To change the (global) default value when any field is missing or empty:

const fields = ["utm_medium", "utm_source"];
const source = new URLSearchParams(document.location.search);

addHiddenChatFields(source,fields,"N/A");

 

If you want different defaults per field, set them in the source before adding:

const fields = ["utm_medium", "utm_source"];
const source = new URLSearchParams(document.location.search);
const defaults = new URLSearchParams("utm_source=Direct&utm_medium=Not Provided");
for( const [name,value] of defaults ) {
source.has(name) || source.set(name,value)
}

addHiddenChatFields(source,fields);

 

If you have consolidated data from cookies/local storage + current URL in an Object (this is what those persistence libraries are for!), use that:

const fields = ["recent_utm_medium", "recent_utm_source", "original_utm_medium", "original_utm_source"];
const source = YourPersistedObject;

addHiddenChatFields(source,fields);

 

By the way, with the new CookieStore API, you can fetch cookies natively in modern browsers and pass them in:

const fields = ["stored_utm_medium", "stored_utm_source"];

Promise.all( fields.map( (name) => cookieStore.get(name) ) )
.then( (cookies) => cookies.map( (cookie) => [cookie.name, cookie.value] ) )
.then( (entries) => new Map(entries) )
.then( (source) => addHiddenChatFields(source,fields) )

 

Finally, for debugging purposes only, set unhide:

const fields = ["utm_medium", "utm_source"];
const source = new URLSearchParams(document.location.search);

addHiddenChatFields(source,fields,"NULL",true);

unhide reveals how the sausage is made, outlining to-be-hidden fields instead of fully hiding them:

 
 
Notes

[1] To set the record straight, I do have a social life. It just comes in fits and starts.
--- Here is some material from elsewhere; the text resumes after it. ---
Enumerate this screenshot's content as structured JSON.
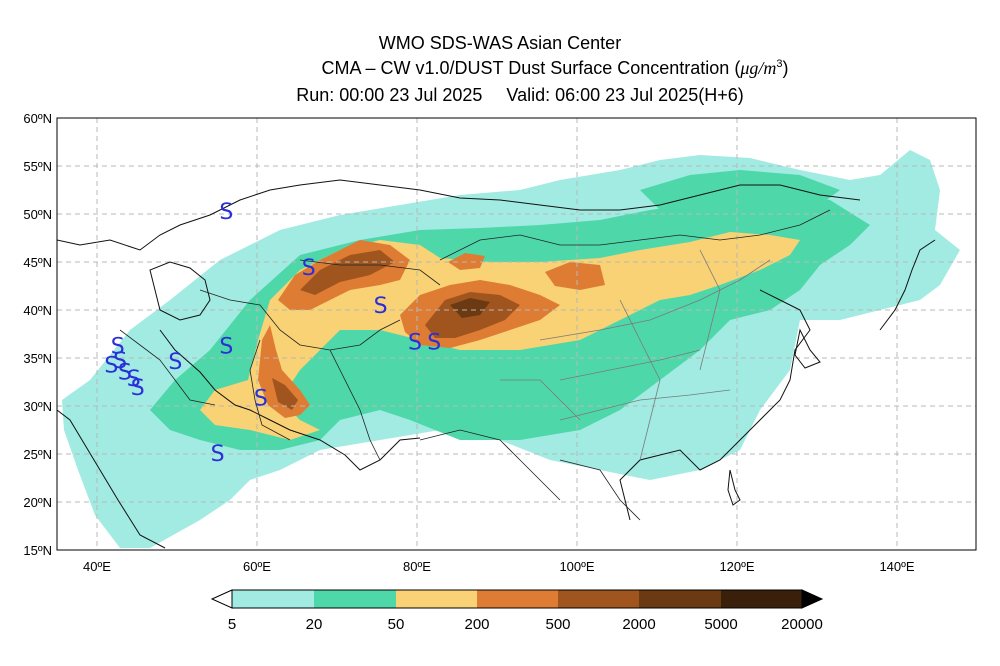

Even have tickets for an album release party, uh, 6 weeks from now.🥲

 

[2] Dynamic Chat creates a Marketo activity upon completion, and the details contain the full page URL. Apps consuming the raw Activity Log can parse that URL and slipstream it into the standard Munchkin pageview/click journey.

 

[3] OK, with HTTP/3 and QUIC you might get competitive, but sooner or later you’d want WebTransport anyway.

 

[4] Honestly can’t imagine how any Marketo shop does without such a library, or the API-driven equivalent noted above! (Even apps like Marketo Measure or Segment don’t cover every single case.)

 

[5] Dynamic Chat’s sessions really aren’t up to the multitouch task, though. For example, if you put the Info capture for original_utm_source at the top, the session stores the utm_source from the first time someone opened the dialogue; if it’s missing, the session stores your default value, like NULL or Direct. If it was originally missing and the person visits a UTM-tagged URL without chatting, then later hits another UTM-tagged URL where they complete the dialogue, you aren’t able to get anything from that intermediate page. You can only change the value from the default once the session is reset or completed.

(And yes, I realize these remarks are probably confusing — I’m steeped in this stuff every day so it’s second nature. tl;dr: a persistence library will always have more intelligence than Dynamic Chat sessions.)